Leicester
psychologists have, for the first time, created body-maps of the sensations
which arise during hallucinations in people experiencing psychosis. Although
there was great variation in the localisation of feelings across participants,
for each individual feelings were recurrently concentrated in particular body
areas. Areas of concentration often held repeated sources of feelings like
pain, heat, or tension. Psychosis is a term which describes experiences where
an individual may have difficulties in determining what is real and what is not
real. Research indicates psychosis is associated with experiencing trauma,
adverse life events, and stress. People may be given a diagnosis such as
schizophrenia. Experiences of perceiving or believing things which those around
us do not can also occur in physical health conditions such as brain tumours or
acute infections.
Psychosis can
have serious adverse outcomes on individuals including distress, lack of sleep,
social withdrawal, lack of motivation, difficulties in carrying out daily
activities, experiences of discrimination and lost opportunities.
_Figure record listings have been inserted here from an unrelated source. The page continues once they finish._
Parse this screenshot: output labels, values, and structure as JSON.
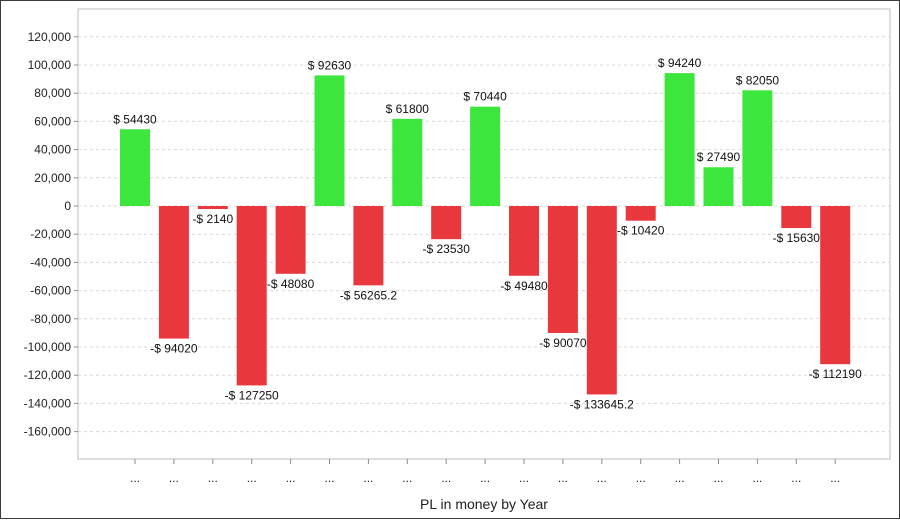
{
  "chart_data": {
    "type": "bar",
    "title": "",
    "xlabel": "PL in money by Year",
    "ylabel": "",
    "ylim": [
      -180000,
      140000
    ],
    "yticks": [
      120000,
      100000,
      80000,
      60000,
      40000,
      20000,
      0,
      -20000,
      -40000,
      -60000,
      -80000,
      -100000,
      -120000,
      -140000,
      -160000
    ],
    "ytick_labels": [
      "120,000",
      "100,000",
      "80,000",
      "60,000",
      "40,000",
      "20,000",
      "0",
      "-20,000",
      "-40,000",
      "-60,000",
      "-80,000",
      "-100,000",
      "-120,000",
      "-140,000",
      "-160,000"
    ],
    "grid": true,
    "colors": {
      "positive": "#3de63d",
      "negative": "#e8373d",
      "grid": "#d9d9d9",
      "axis": "#8c8c8c"
    },
    "categories": [
      "...",
      "...",
      "...",
      "...",
      "...",
      "...",
      "...",
      "...",
      "...",
      "...",
      "...",
      "...",
      "...",
      "...",
      "...",
      "...",
      "...",
      "...",
      "..."
    ],
    "values": [
      54430,
      -94020,
      -2140,
      -127250,
      -48080,
      92630,
      -56265.2,
      61800,
      -23530,
      70440,
      -49480,
      -90070,
      -133645.2,
      -10420,
      94240,
      27490,
      82050,
      -15630,
      -112190
    ],
    "data_labels": [
      "$ 54430",
      "-$ 94020",
      "-$ 2140",
      "-$ 127250",
      "-$ 48080",
      "$ 92630",
      "-$ 56265.2",
      "$ 61800",
      "-$ 23530",
      "$ 70440",
      "-$ 49480",
      "-$ 90070",
      "-$ 133645.2",
      "-$ 10420",
      "$ 94240",
      "$ 27490",
      "$ 82050",
      "-$ 15630",
      "-$ 112190"
    ]
  }
}
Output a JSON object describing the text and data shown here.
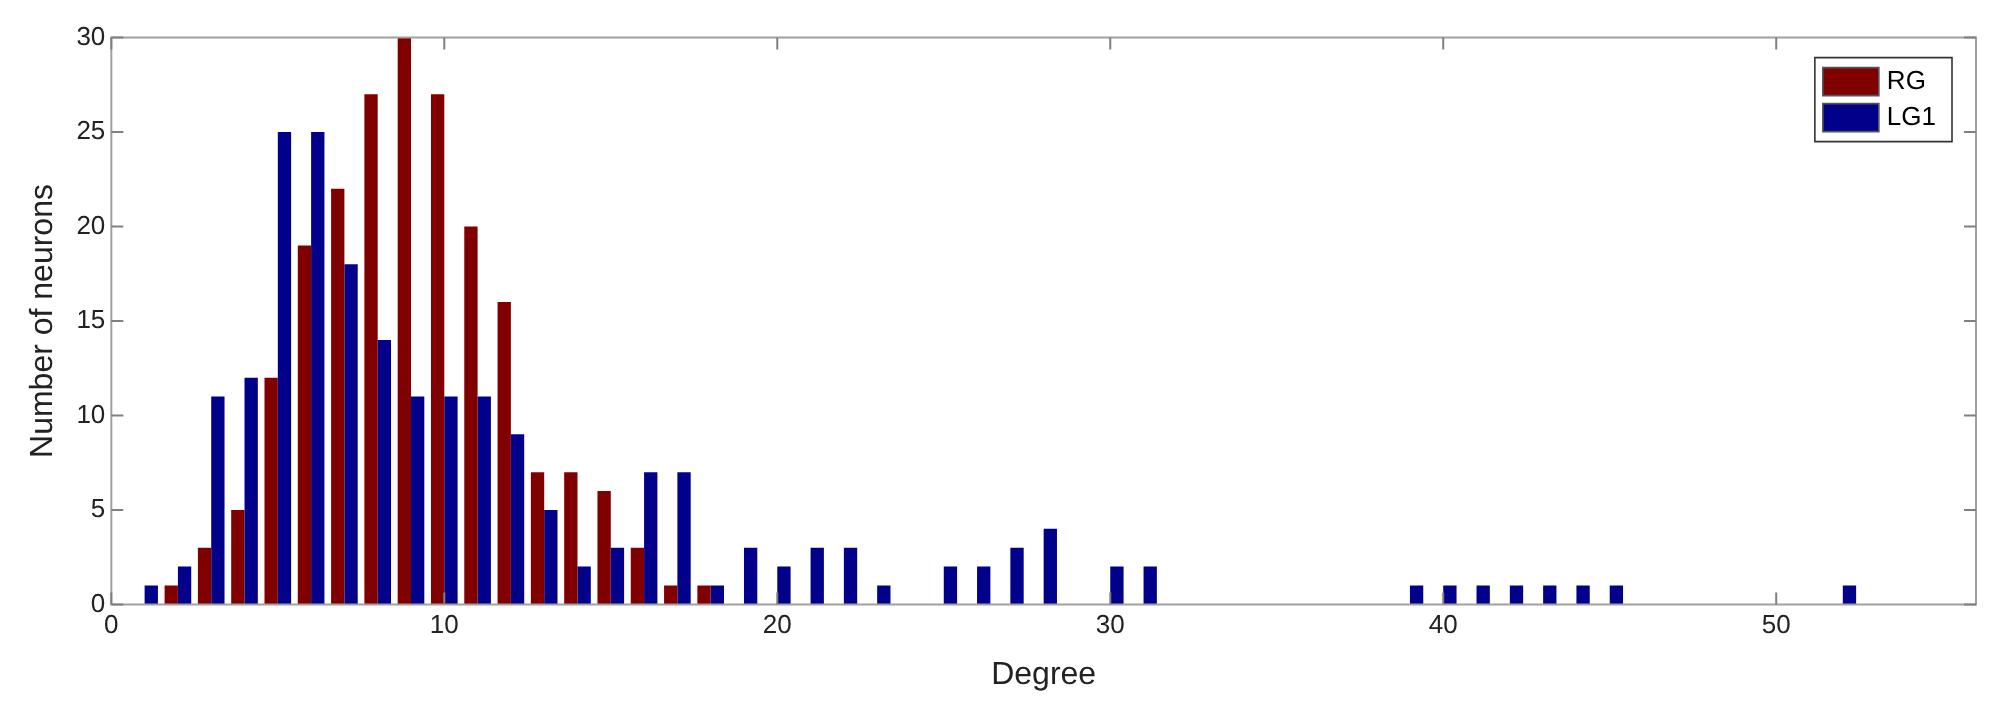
{
  "chart_data": {
    "type": "bar",
    "xlabel": "Degree",
    "ylabel": "Number of neurons",
    "x": [
      1,
      2,
      3,
      4,
      5,
      6,
      7,
      8,
      9,
      10,
      11,
      12,
      13,
      14,
      15,
      16,
      17,
      18,
      19,
      20,
      21,
      22,
      23,
      24,
      25,
      26,
      27,
      28,
      29,
      30,
      31,
      32,
      33,
      34,
      35,
      36,
      37,
      38,
      39,
      40,
      41,
      42,
      43,
      44,
      45,
      46,
      47,
      48,
      49,
      50,
      51,
      52
    ],
    "series": [
      {
        "name": "RG",
        "color": "#800000",
        "values": [
          null,
          1,
          3,
          5,
          12,
          19,
          22,
          27,
          30,
          27,
          20,
          16,
          7,
          7,
          6,
          3,
          1,
          1,
          null,
          null,
          null,
          null,
          null,
          null,
          null,
          null,
          null,
          null,
          null,
          null,
          null,
          null,
          null,
          null,
          null,
          null,
          null,
          null,
          null,
          null,
          null,
          null,
          null,
          null,
          null,
          null,
          null,
          null,
          null,
          null,
          null,
          null
        ]
      },
      {
        "name": "LG1",
        "color": "#00008b",
        "values": [
          1,
          2,
          11,
          12,
          25,
          25,
          18,
          14,
          11,
          11,
          11,
          9,
          5,
          2,
          3,
          7,
          7,
          1,
          3,
          2,
          3,
          3,
          1,
          null,
          2,
          2,
          3,
          4,
          null,
          2,
          2,
          null,
          null,
          null,
          null,
          null,
          null,
          null,
          1,
          1,
          1,
          1,
          1,
          1,
          1,
          null,
          null,
          null,
          null,
          null,
          null,
          1
        ]
      }
    ],
    "xlim": [
      0,
      56
    ],
    "xticks": [
      0,
      10,
      20,
      30,
      40,
      50
    ],
    "ylim": [
      0,
      30
    ],
    "yticks": [
      0,
      5,
      10,
      15,
      20,
      25,
      30
    ],
    "grid": false,
    "legend": "top right"
  }
}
Participants were
asked by the research team to prospectively document the feeling and senses of
hallucinations for one week prior to an interview. Novel visual diary methods
involving drawing, writing and body-mapping generated 42 MUSE maps, which set
out the specific areas across the body and beyond where participants
experienced sensations during hallucinations. The study found that
hallucinations were characterised by numerous feelings arising at once, often
including multisensory, emotional, and embodied features. Researchers suggest
further uptake of visual, ecological and prospective methods may enhance understandings
of lived experiences of hallucinations.